Com marchas, debates e shows, a 22ª Jornada de Agroecologia do MST reúne atividades no campus da UFPR e homenagens na Alep
O Movimento dos Trabalhadores Rurais Sem Terra (MST) promove, entre os dias 6 e 10 de agosto de 2025, a 22ª Jornada de Agroecologia, no campus Politécnico da Universidade Federal do Paraná (UFPR), em Curitiba. Sob o lema “Terra livre de transgênicos e sem agrotóxicos, cuidando da Terra, cultivando biodiversidade e colhendo soberania alimentar”, o evento reúne milhares de pessoas vindas do campo e da cidade para cinco dias de mobilizações, conferências, oficinas e celebrações culturais.
Jornada começa com marcha e homenagem na Assembleia Legislativa
A programação tem início na quarta-feira (6), com concentração de caravanas do interior às 7h na Praça Santos Andrade para o tradicional Café da Partilha. Às 9h, uma marcha agroecológica e artística segue até a Assembleia Legislativa do Paraná (Alep), onde será realizada, às 10h, uma sessão especial em homenagem aos 22 anos da Jornada. A mobilização terá caráter político e simbólico, com coreografias, bandeiras e denúncias ao modelo agrícola baseado em veneno e exclusão.
À tarde, o destaque será a abertura do “Túnel do Tempo”, uma instalação imersiva e reflexiva sobre os 500 anos de resistência popular no Brasil, com enfoque na memória camponesa e na história da agroecologia. A abertura oficial da jornada ocorre às 18h, com mística e show de Ivan Vilela no auditório da UFPR.

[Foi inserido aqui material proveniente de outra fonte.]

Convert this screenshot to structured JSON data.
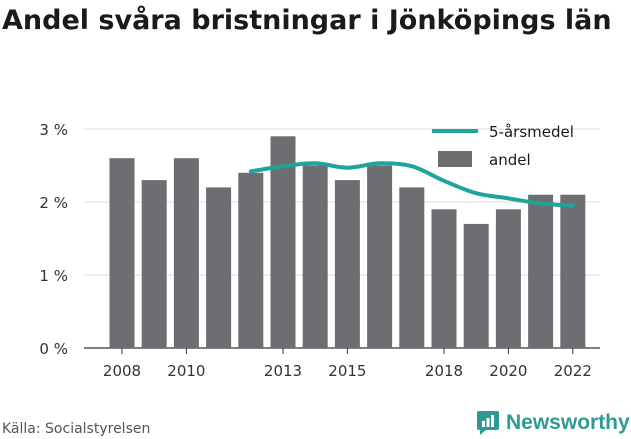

Debates críticos sobre agrotóxicos, crise ambiental e soberania
A quinta-feira (7) será marcada por debates densos e provocadores. A partir das 9h30, o professor Andrei Cornetta conduz a conferência “Do colonialismo à crise ambiental: a agricultura capitalista no Brasil”, que vai confrontar os impactos históricos do modelo agrário hegemônico. No mesmo dia, será inaugurado o espaço Café Latino “Aquí se respira lucha”, com falas de convidados internacionais da Argentina e Paraguai e apresentações culturais.

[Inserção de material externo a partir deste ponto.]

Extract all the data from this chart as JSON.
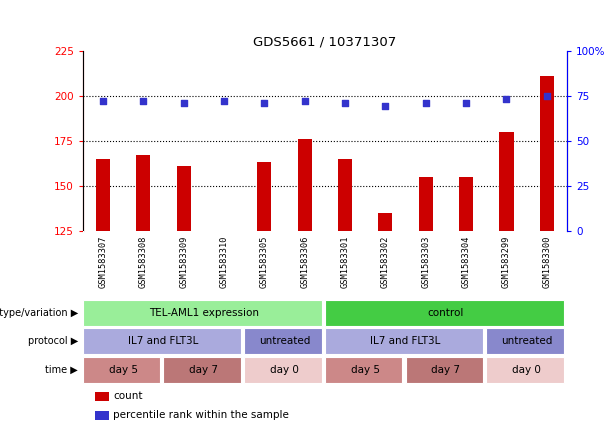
{
  "title": "GDS5661 / 10371307",
  "samples": [
    "GSM1583307",
    "GSM1583308",
    "GSM1583309",
    "GSM1583310",
    "GSM1583305",
    "GSM1583306",
    "GSM1583301",
    "GSM1583302",
    "GSM1583303",
    "GSM1583304",
    "GSM1583299",
    "GSM1583300"
  ],
  "counts": [
    165,
    167,
    161,
    125,
    163,
    176,
    165,
    135,
    155,
    155,
    180,
    211
  ],
  "percentiles": [
    72,
    72,
    71,
    72,
    71,
    72,
    71,
    69,
    71,
    71,
    73,
    75
  ],
  "ylim_left": [
    125,
    225
  ],
  "ylim_right": [
    0,
    100
  ],
  "yticks_left": [
    125,
    150,
    175,
    200,
    225
  ],
  "yticks_right": [
    0,
    25,
    50,
    75,
    100
  ],
  "bar_color": "#cc0000",
  "dot_color": "#3333cc",
  "bg_color": "#ffffff",
  "sample_bg_color": "#cccccc",
  "genotype_row": {
    "label": "genotype/variation",
    "segments": [
      {
        "text": "TEL-AML1 expression",
        "span": 6,
        "color": "#99ee99"
      },
      {
        "text": "control",
        "span": 6,
        "color": "#44cc44"
      }
    ]
  },
  "protocol_row": {
    "label": "protocol",
    "segments": [
      {
        "text": "IL7 and FLT3L",
        "span": 4,
        "color": "#aaaadd"
      },
      {
        "text": "untreated",
        "span": 2,
        "color": "#8888cc"
      },
      {
        "text": "IL7 and FLT3L",
        "span": 4,
        "color": "#aaaadd"
      },
      {
        "text": "untreated",
        "span": 2,
        "color": "#8888cc"
      }
    ]
  },
  "time_row": {
    "label": "time",
    "segments": [
      {
        "text": "day 5",
        "span": 2,
        "color": "#cc8888"
      },
      {
        "text": "day 7",
        "span": 2,
        "color": "#bb7777"
      },
      {
        "text": "day 0",
        "span": 2,
        "color": "#eecccc"
      },
      {
        "text": "day 5",
        "span": 2,
        "color": "#cc8888"
      },
      {
        "text": "day 7",
        "span": 2,
        "color": "#bb7777"
      },
      {
        "text": "day 0",
        "span": 2,
        "color": "#eecccc"
      }
    ]
  },
  "legend_items": [
    {
      "label": "count",
      "color": "#cc0000"
    },
    {
      "label": "percentile rank within the sample",
      "color": "#3333cc"
    }
  ]
}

Ao longo dos dias, a programação se multiplica: rodas de conversa sobre saúde, juventude, povos indígenas, oficinas sobre economia solidária, seminários temáticos, mostra de filmes e uma feira agroecológica permanente, com produtos orgânicos, sementes crioulas, culinária da terra e exposições de tecnologia social.
Sexta-feira terá intercâmbio Brasil-China em assentamento modelo
Na sexta (8), um dos momentos mais esperados acontece fora da capital: uma visita ao Assentamento Contestado, na Lapa/PR, que receberá a demonstração de máquinas agrícolas chinesas adaptadas à agroecologia, fruto de cooperação internacional entre Brasil e China. Segundo Roberto Baggio, da coordenação do MST, trata-se de um território emblemático de transição agroecológica, com produção cooperada, escola do campo, posto de saúde e forte organização social.
Enquanto isso, no campus Politécnico, continuam as conferências e rodas de conversa sobre o Pronara (Plano Nacional de Agroecologia), os malefícios dos agrotóxicos e os desafios das políticas públicas diante da emergência climática.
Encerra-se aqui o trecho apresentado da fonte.